David Carson, the contemporary graphic designer and art director of the magazine Ray Gun, is best known for his rejection of typical structural formats of art in the design world. He prefers to think outside the box and try unconventional routes instead. “By contrast, much of today’s digital design—especially in product and interface design—has been flattened into uniformity by frameworks, design systems, and usability standards,” says Itamar Medeiros, a design strategist. Carson’s choice of style is not only different but rebellious—something that conventional graphic designers might scoff at. But this refusal of conformity is more significant than just a design on a zine. It encompasses the entire world of the arts.
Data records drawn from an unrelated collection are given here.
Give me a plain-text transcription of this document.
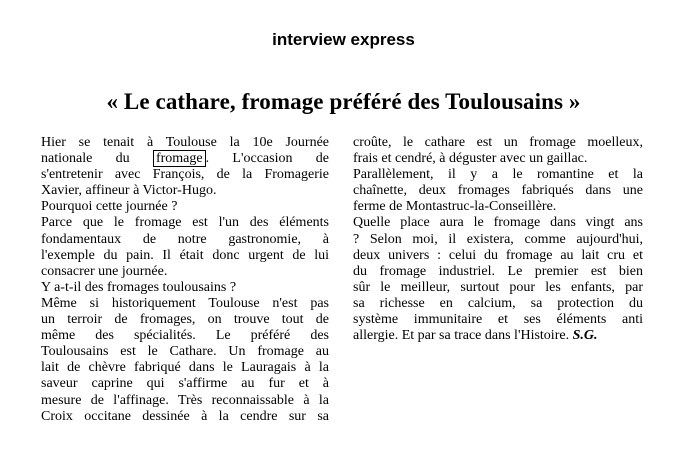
interview express
« Le cathare, fromage préféré des Toulousains »
Hier se tenait à Toulouse la 10e Journée
nationale du fromage . L'occasion de
s'entretenir avec François, de la Fromagerie
Xavier, affineur à Victor-Hugo.
Pourquoi cette journée ?
Parce que le fromage est l'un des éléments
fondamentaux de notre gastronomie, à
l'exemple du pain. Il était donc urgent de lui
consacrer une journée.
Y a-t-il des fromages toulousains ?
Même si historiquement Toulouse n'est pas
un terroir de fromages, on trouve tout de
même des spécialités. Le préféré des
Toulousains est le Cathare. Un fromage au
lait de chèvre fabriqué dans le Lauragais à la
saveur caprine qui s'affirme au fur et à
mesure de l'affinage. Très reconnaissable à la
Croix occitane dessinée à la cendre sur sa
croûte, le cathare est un fromage moelleux,
frais et cendré, à déguster avec un gaillac.
Parallèlement, il y a le romantine et la
chaînette, deux fromages fabriqués dans une
ferme de Montastruc-la-Conseillère.
Quelle place aura le fromage dans vingt ans
? Selon moi, il existera, comme aujourd'hui,
deux univers : celui du fromage au lait cru et
du fromage industriel. Le premier est bien
sûr le meilleur, surtout pour les enfants, par
sa richesse en calcium, sa protection du
système immunitaire et ses éléments anti
allergie. Et par sa trace dans l'Histoire. S.G.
In fact, this pattern of uniformity creates a sense of monotony and dullness and is extremely prevalent in the fashion industry as well. As Anna Wintour, the Vogue US editor-in-chief and a fashion tyrant—critics’ words, not mine—stepped down from the magazine giant, the question of what a centralized fashion world looks like is raised. With Wintour pulling strings at the helm, many have critiqued this “imperial leader model,” where the fashion world has grown tired of repetition. “Former employees describe a workplace culture where terror trumped creativity; where Wintour’s personal whims superseded professional judgment,” said Lilian Raji, a contributor to the Forbes article on Anna Wintour’s legacy.
Fashion has always been political, and the homogeneity of the editor-in-chief’s work has dulled the knife of Vogue among the youth who are passionate and embrace the uniqueness and differences of art. “Fashion is about self-expression, loving yourself, and being yourself. She’s a part of the old guard where fashion is about aspiration, inspiration, and admiration,” says Quynh Mai, founder of Qulture agency.
Art should inherently be the contradiction of uniformity. In all forms, it’s a type of inspiration that sparks from being odd, inconsistent, and eccentric.